I’m writing this, my first post of the new school year, after reading a recent ‘tongue and cheek’ TeachThought article about the Perfect Back to School Post. Placing finger to keyboard (who says pen to paper anymore?), I realize that I am not following the TeachThought ‘rules’:
- I’m not taking a stand on some trending issue – some challenge teachers face or want to read about: standards, technology, collaboration;
- I don’t really have any pedagogical tips from which stakeholders can benefit;
- I’m not offering up a new digital tool and contextualizing it with the very latest edu-jargon;
- I’m not including a slideshare, video or infographic for something that might go viral;
- I haven’t crafted a misleading title that doesn’t begin to deliver the content it promises.
So what, for those of you still reading, am I offering? Well, hopefully, a humanistic framework, a reminder really, of what matters most as we set forward in our school year and initiate our educational action plans.
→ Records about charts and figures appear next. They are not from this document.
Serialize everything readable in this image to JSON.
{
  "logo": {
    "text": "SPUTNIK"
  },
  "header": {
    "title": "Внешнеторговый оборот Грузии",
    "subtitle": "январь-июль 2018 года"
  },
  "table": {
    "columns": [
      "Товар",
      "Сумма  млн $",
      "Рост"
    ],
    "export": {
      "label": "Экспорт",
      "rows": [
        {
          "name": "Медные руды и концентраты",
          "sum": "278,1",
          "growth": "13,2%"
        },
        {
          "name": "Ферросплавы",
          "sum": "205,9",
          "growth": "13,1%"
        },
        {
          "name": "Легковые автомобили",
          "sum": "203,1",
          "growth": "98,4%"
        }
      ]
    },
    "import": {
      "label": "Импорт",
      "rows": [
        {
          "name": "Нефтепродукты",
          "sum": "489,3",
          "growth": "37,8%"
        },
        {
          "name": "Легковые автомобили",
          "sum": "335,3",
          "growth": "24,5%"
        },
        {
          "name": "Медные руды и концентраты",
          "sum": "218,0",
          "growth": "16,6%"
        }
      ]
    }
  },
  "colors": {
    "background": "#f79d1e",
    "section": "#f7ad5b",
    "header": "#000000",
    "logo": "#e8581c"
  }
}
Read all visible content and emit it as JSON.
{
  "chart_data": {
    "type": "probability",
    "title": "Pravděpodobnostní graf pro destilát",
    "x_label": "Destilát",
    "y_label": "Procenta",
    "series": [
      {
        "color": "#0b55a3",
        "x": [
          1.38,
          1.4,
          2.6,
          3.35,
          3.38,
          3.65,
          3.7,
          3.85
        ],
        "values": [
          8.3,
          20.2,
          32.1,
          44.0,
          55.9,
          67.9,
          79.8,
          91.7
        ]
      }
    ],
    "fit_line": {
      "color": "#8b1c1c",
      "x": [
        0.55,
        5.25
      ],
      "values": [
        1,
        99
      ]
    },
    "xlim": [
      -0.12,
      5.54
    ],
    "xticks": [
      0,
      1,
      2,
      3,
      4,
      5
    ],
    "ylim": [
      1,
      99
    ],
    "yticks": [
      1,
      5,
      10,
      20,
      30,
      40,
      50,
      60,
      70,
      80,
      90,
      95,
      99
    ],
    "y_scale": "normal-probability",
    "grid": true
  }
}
In reflecting upon the year ahead of us, it’s hard not to overlook the amount of change, at all levels, with which we will be dealing. However, change is universal and not unique to us as educators. One of the first things I read this summer brought this point home to me. Rem Koolhaas has been, after Frank Gehry, the most influential architect of our age. In the article, Architecture in the Age of Gehry, Koolhaas said something that still resonates with me today:
The areas of consensus shift unbelievably fast. The bubbles of certainty are constantly exploding. Any architectural project we do takes at least four or five years, so increasingly there is a discrepancy between the acceleration of culture and the continuing slowness of architecture.
With an appreciative sense of professional irony, we could substitute the word architecture for education. Our bubbles of certainty will always be exploding because teaching, our project, is not a process of moving incrementally toward a pre-established or provided solution: it is, if nothing else, open-ended and exploratory. However, amidst the daily pull between acceleration and slowness, in an environment where we are continually facing new and unpredictable challenges, what is our ‘constant’? In learning from and with some of the brightest and most caring educators here in #vsb39, I have come to appreciate that educational change is a process of learning best understood as knowledge creation within the context of human relationships.
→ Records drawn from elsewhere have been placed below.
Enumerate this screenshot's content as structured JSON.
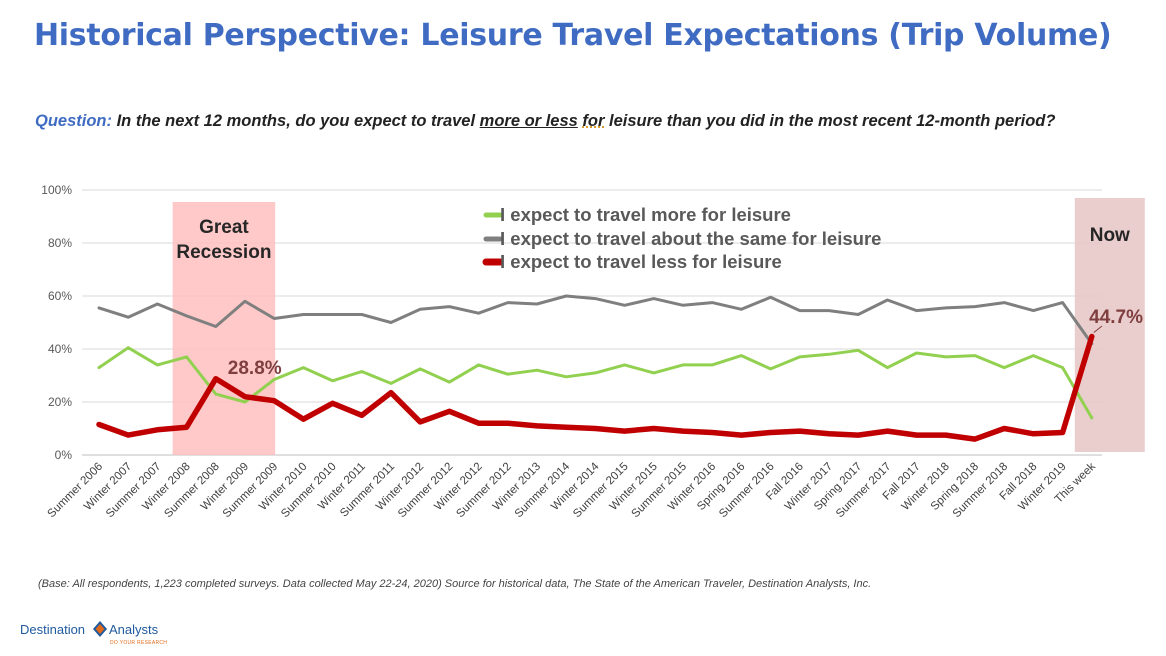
{
  "title": "Historical Perspective: Leisure Travel Expectations (Trip Volume)",
  "question": {
    "label": "Question:",
    "part1": " In the next 12 months, do you expect to travel ",
    "more_less": "more or less",
    "space": " ",
    "for": "for",
    "part2": " leisure than you did in the most recent 12-month period?"
  },
  "footnote": "(Base: All respondents, 1,223 completed surveys. Data collected May 22-24, 2020) Source for historical data, The State of the American Traveler, Destination Analysts, Inc.",
  "logo": {
    "word1": "Destination",
    "word2": "Analysts",
    "tagline": "DO YOUR RESEARCH"
  },
  "colors": {
    "title": "#3f6cc2",
    "more": "#92d050",
    "same": "#7f7f7f",
    "less": "#c00000",
    "recession_band": "#ffc0c0",
    "now_band": "#e6c5c5"
  },
  "chart_data": {
    "type": "line",
    "ylim": [
      0,
      100
    ],
    "yticks": [
      "0%",
      "20%",
      "40%",
      "60%",
      "80%",
      "100%"
    ],
    "categories": [
      "Summer 2006",
      "Winter 2007",
      "Summer 2007",
      "Winter 2008",
      "Summer 2008",
      "Winter 2009",
      "Summer 2009",
      "Winter 2010",
      "Summer 2010",
      "Winter 2011",
      "Summer 2011",
      "Winter 2012",
      "Summer 2012",
      "Winter 2012",
      "Summer 2012",
      "Winter 2013",
      "Summer 2014",
      "Winter 2014",
      "Summer 2015",
      "Winter 2015",
      "Summer 2015",
      "Winter 2016",
      "Spring 2016",
      "Summer 2016",
      "Fall 2016",
      "Winter 2017",
      "Spring 2017",
      "Summer 2017",
      "Fall 2017",
      "Winter 2018",
      "Spring 2018",
      "Summer 2018",
      "Fall 2018",
      "Winter 2019",
      "This week"
    ],
    "series": [
      {
        "name": "I expect to travel more for leisure",
        "color": "#92d050",
        "values": [
          33,
          40.5,
          34,
          37,
          23,
          20,
          28.5,
          33,
          28,
          31.5,
          27,
          32.5,
          27.5,
          34,
          30.5,
          32,
          29.5,
          31,
          34,
          31,
          34,
          34,
          37.5,
          32.5,
          37,
          38,
          39.5,
          33,
          38.5,
          37,
          37.5,
          33,
          37.5,
          33,
          14
        ]
      },
      {
        "name": "I expect to travel about the same for leisure",
        "color": "#7f7f7f",
        "values": [
          55.5,
          52,
          57,
          52.5,
          48.5,
          58,
          51.5,
          53,
          53,
          53,
          50,
          55,
          56,
          53.5,
          57.5,
          57,
          60,
          59,
          56.5,
          59,
          56.5,
          57.5,
          55,
          59.5,
          54.5,
          54.5,
          53,
          58.5,
          54.5,
          55.5,
          56,
          57.5,
          54.5,
          57.5,
          42
        ]
      },
      {
        "name": "I expect to travel less for leisure",
        "color": "#c00000",
        "values": [
          11.5,
          7.5,
          9.5,
          10.5,
          28.8,
          22,
          20.5,
          13.5,
          19.5,
          15,
          23.5,
          12.5,
          16.5,
          12,
          12,
          11,
          10.5,
          10,
          9,
          10,
          9,
          8.5,
          7.5,
          8.5,
          9,
          8,
          7.5,
          9,
          7.5,
          7.5,
          6,
          10,
          8,
          8.5,
          44.7
        ]
      }
    ],
    "bands": [
      {
        "label_line1": "Great",
        "label_line2": "Recession",
        "from_index": 3,
        "to_index": 6,
        "color": "#ffc0c0"
      },
      {
        "label_line1": "Now",
        "label_line2": "",
        "from_index": 34,
        "to_index": 34,
        "color": "#e6c5c5"
      }
    ],
    "annotations": [
      {
        "text": "28.8%",
        "series": 2,
        "index": 4
      },
      {
        "text": "44.7%",
        "series": 2,
        "index": 34
      }
    ]
  }
}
Michael Chabon, in his essay, Sky and Telescope, helps me make this point. Chabon writes of stargazing with his son. Looking into a telescope, he talks to his son about the sensation of feeling like he is four hundred million miles away, orbiting a star:
It kind of freaks me out to think about that, Dad,” my older son said after I had him look through the telescope at one of those endlessly deep and star-packed regions of space that look empty to the naked eye. “I mean, we’re so small.”
“True,” I said.
“We’re, like, nothing.”
“Well, yeah. Except to each other.”
And then I pointed the telescope at Jupiter and its brood of moons and had him take a look, and he did a little thrilling himself. It’s just so shocking somehow to see them there, plain as stars, when you can look at the same spot with no telescope and see a solitary speck of gold. “Think of Galileo,” I told my son. “You and I know those moons are going to be there, but Galileo had no idea when he first saw them that they were going to be there. He just had the weird inspiration to point a newfangled set of lenses at the king of planets and check it out. Think how surprised he must have been!”
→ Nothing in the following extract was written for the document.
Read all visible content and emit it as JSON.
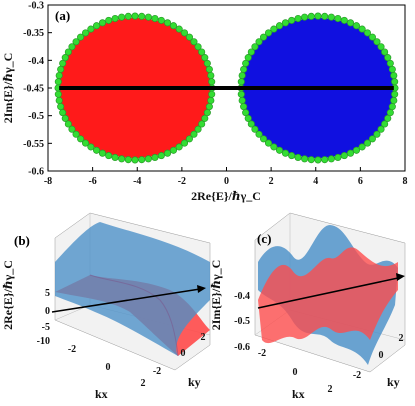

“Okay, that’s awesome,” my son agreed, backing away from the eyepiece. “What happens if we point it at the moon?”
Maybe he or one of my children will turn out to have the gift of stars. He or she will be able to look up at the sky and see not myths and legends and a history of failure but information, gases and voids, cold, infernal, luminous and pure. Or maybe my children will just look up and remember the weight of my hand on their shoulders as they stood beside me on a warm summer night, the rasp of my beard against their cheek, my voice soft at their ear, telling them, Look.
The one constant in Chabon’s life is the lived relationships with his children. As it is for him, so I have seen it is with all educators as we constantly manufacture opportunities to build understanding within the context of our relationships with students and with each other. Initiatives, directions and curriculum will always change. However, in continually speaking to the hearts of all, addressing not only what they learn but what they feel, we stay committed to the promise that our students will always remember how we took the time to reassuringly ask them to “look”, how we helped them understand that “we’re, like, everything to each other.”
It’s a framework, a way of being, wrapped into the respective action plans we carry forward as educators … everyday.